Premier David Eby has said physician oversight for safer supply is needed.

The Opposition BC United also wants all safer-supply drug consumption done by prescription and witnessed so the drugs don’t leave the health-care setting.

Mason said there are several barriers — from geography to discrimination and fear of the medical system — preventing people from accessing the province’s safer-supply program, but he doesn’t see the province moving in the direction of an unprescribed non-medical model in the near future.

The health authority is, however, trying to better match people with pharmaceutical alternatives such as fentanyl patches and fentanyl tablets as part of the prescribed alternatives program.

James Sarasin of SOLID Outreach Society, a peer-based organization in Victoria that helps to reduce harms from substance use, said “once people get on fentanyl, nothing else does it for them.”

“Once you do fentanyl for a long time, your body kind of needs that,” said Sarasin, who was on the streets six years ago until he was successful in recovery.

Sarasin said his own 67-year-old mother fatally overdosed last year, but could have been on the fentanyl patch if she was able to access that program.

Access to the limited safer-supply program is a huge barrier, he said, adding his mother was self-medicating on street drugs until her death.

While there are no centralized or health authority waitlists for prescribed alternatives, the Ministry for Mental Health and Addictions says it is aware that some programs have reported patient waitlists to access prescribed alternatives.

“Individual programs and clinicians are responsible for managing waitlists and are encouraged to report increasing patient need to health authorities so they can be addressed,” the ministry said in a statement.

It did not offer a reason for the backlog, though a physician shortage and the reluctance of some prescribers to offer safer supply have previously been cited.

Safer-supply participants do not need to be diagnosed with opioid-use disorder to access the prescribed alternatives, the ministry said, given the majority of users of street drugs are not diagnosed.

Mental Heath and Addictions Minister Jennifer Whiteside last week said the government’s focus is on improving the current prescribed safer-supply system, pointing to a study published in the British Medical Journal that found fewer deaths amongst those receiving the current prescribed safer supply.

The paper, whose authors included University of Victoria researcher Bernie Pauly, concluded safer supply in B.C. between 2020-2021 was associated with reduced mortality from overdoses and other causes.

Henry’s recommendation for the expansion of safe supply drugs was couched in the context of expanded access to substance-use treatment and recovery programs, mental-health services, and initiatives to address other social determinants of health, including more supportive and affordable housing for youth and adults.
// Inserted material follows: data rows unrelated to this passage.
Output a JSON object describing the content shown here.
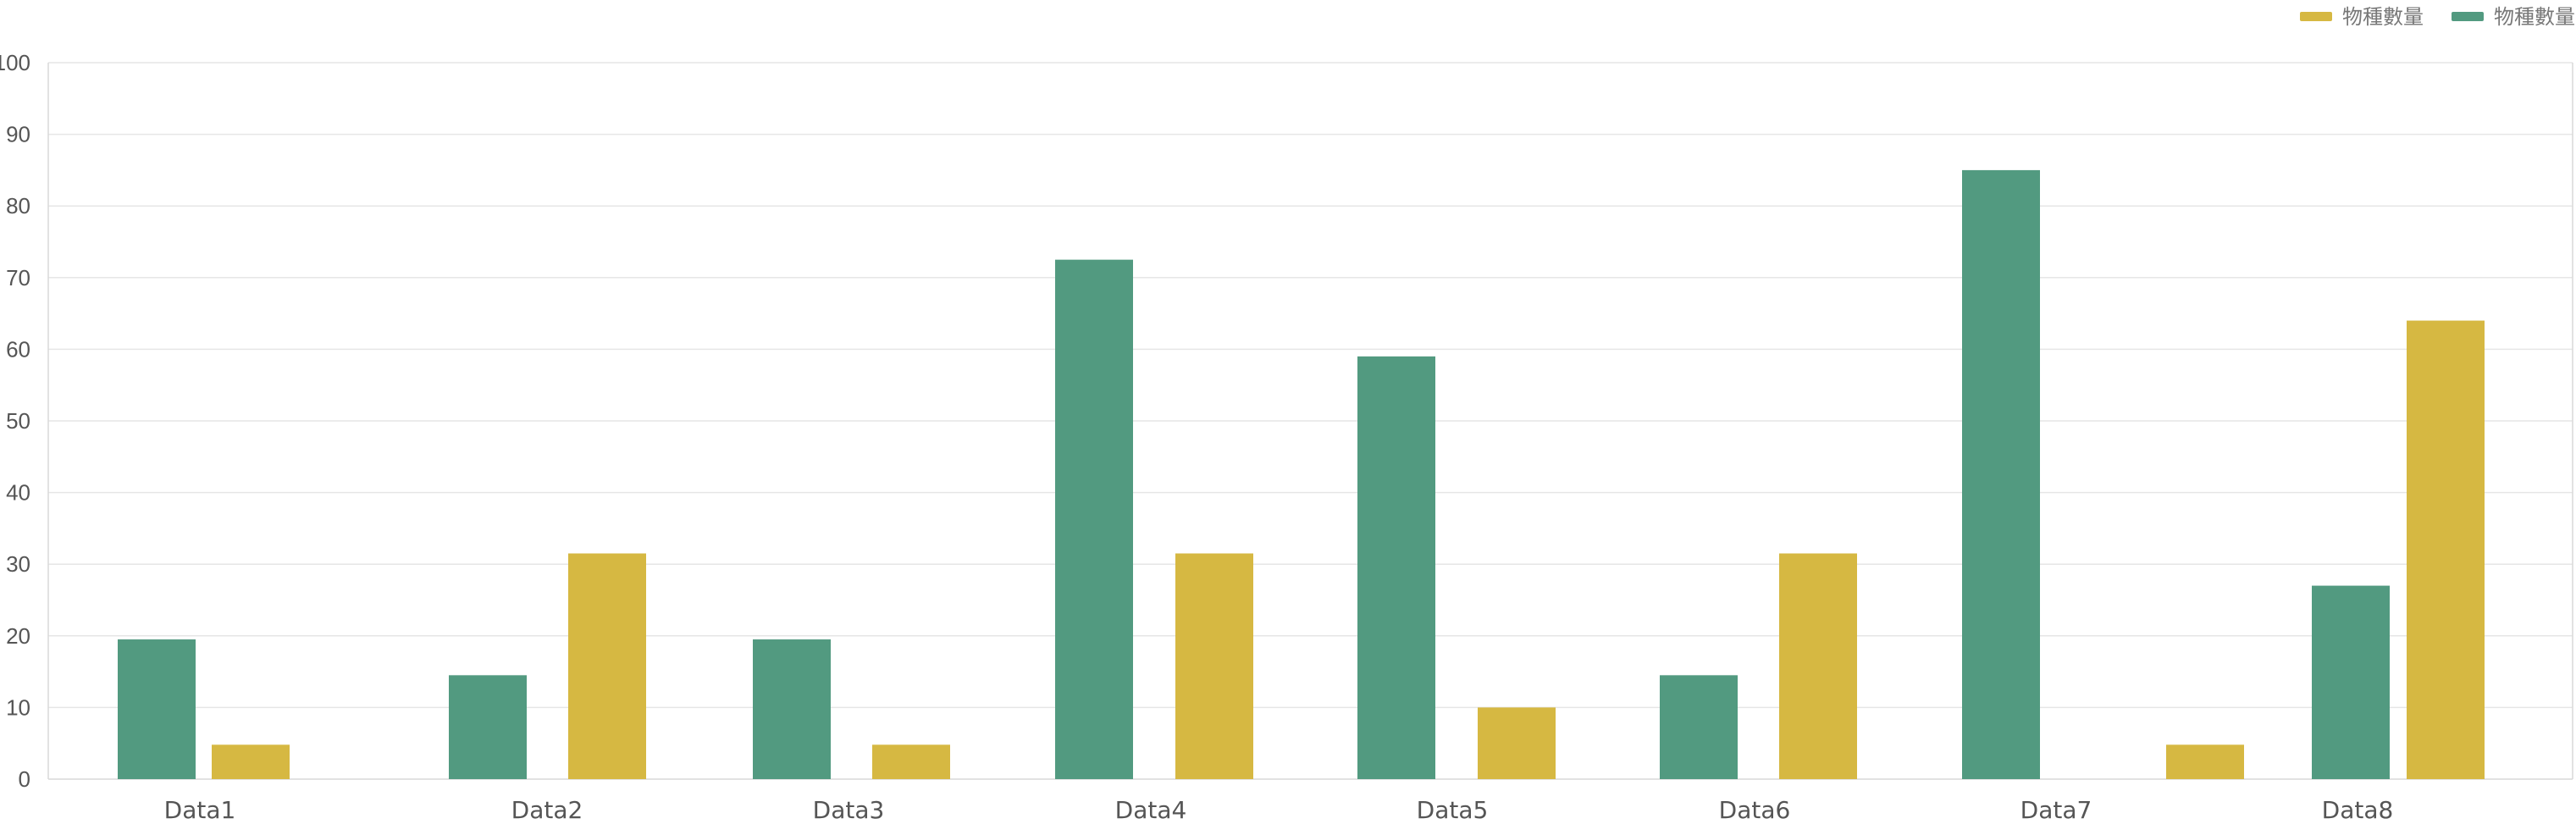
{
  "chart_data": {
    "type": "bar",
    "title": "",
    "xlabel": "",
    "ylabel": "",
    "ylim": [
      0,
      100
    ],
    "yticks": [
      0,
      10,
      20,
      30,
      40,
      50,
      60,
      70,
      80,
      90,
      100
    ],
    "grid": true,
    "legend_position": "top-right",
    "categories": [
      "Data1",
      "Data2",
      "Data3",
      "Data4",
      "Data5",
      "Data6",
      "Data7",
      "Data8"
    ],
    "series": [
      {
        "name": "物種數量",
        "color": "#529a80",
        "values": [
          19.5,
          14.5,
          19.5,
          72.5,
          59,
          14.5,
          85,
          27
        ]
      },
      {
        "name": "物種數量",
        "color": "#d6b842",
        "values": [
          4.8,
          31.5,
          4.8,
          31.5,
          10,
          31.5,
          4.8,
          64
        ]
      }
    ],
    "legend_order": [
      1,
      0
    ]
  }
}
The provincial health officer’s review noted recovery means different things for different people — anything from abstinence to maintenance on pharmaceutical alternatives so they are able to care for themselves, work or care for a family.
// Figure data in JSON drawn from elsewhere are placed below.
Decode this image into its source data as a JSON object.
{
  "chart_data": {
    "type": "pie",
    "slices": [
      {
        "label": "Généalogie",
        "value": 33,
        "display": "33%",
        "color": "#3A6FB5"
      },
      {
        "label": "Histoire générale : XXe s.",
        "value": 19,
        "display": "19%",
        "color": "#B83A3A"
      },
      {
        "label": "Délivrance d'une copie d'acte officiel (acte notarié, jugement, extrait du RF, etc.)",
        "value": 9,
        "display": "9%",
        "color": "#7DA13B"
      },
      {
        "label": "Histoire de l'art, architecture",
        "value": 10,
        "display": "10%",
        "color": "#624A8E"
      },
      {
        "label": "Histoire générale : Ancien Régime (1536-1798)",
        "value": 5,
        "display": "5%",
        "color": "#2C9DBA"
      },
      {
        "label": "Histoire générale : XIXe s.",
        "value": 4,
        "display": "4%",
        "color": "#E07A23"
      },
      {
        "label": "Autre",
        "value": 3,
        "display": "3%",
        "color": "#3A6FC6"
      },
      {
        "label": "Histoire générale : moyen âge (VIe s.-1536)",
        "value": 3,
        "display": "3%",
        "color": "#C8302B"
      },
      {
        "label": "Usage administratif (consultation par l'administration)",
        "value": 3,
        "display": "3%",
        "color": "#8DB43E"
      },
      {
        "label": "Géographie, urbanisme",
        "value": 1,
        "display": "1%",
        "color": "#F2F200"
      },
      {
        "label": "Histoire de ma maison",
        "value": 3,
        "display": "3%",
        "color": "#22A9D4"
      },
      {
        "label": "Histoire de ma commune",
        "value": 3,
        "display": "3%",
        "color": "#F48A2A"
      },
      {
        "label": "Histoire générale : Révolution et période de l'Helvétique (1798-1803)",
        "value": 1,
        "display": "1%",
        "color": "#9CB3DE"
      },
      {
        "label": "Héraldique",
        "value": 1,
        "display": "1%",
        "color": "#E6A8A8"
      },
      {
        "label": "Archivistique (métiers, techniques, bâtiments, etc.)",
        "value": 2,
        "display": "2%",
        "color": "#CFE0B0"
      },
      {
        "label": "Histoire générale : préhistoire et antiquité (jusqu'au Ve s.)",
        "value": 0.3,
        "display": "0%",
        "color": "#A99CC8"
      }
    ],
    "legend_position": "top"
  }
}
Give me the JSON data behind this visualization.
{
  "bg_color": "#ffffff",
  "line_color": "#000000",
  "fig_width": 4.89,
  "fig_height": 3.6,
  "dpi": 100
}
Island Health says it’s looking at integrating addictions and substance-use care into every aspect of health care, from maternity and primary care to long-term care, and is looking at virtual models as one way of better connecting people who use drugs to health-care clinicians, including doctors, nurse practitioners and nurses.

“We need to separate people from that toxic street supply,” said Mason. “We want to do everything we can to give people an option that is safer to reduce the risk of harm regardless of the substances that they are exposed to.”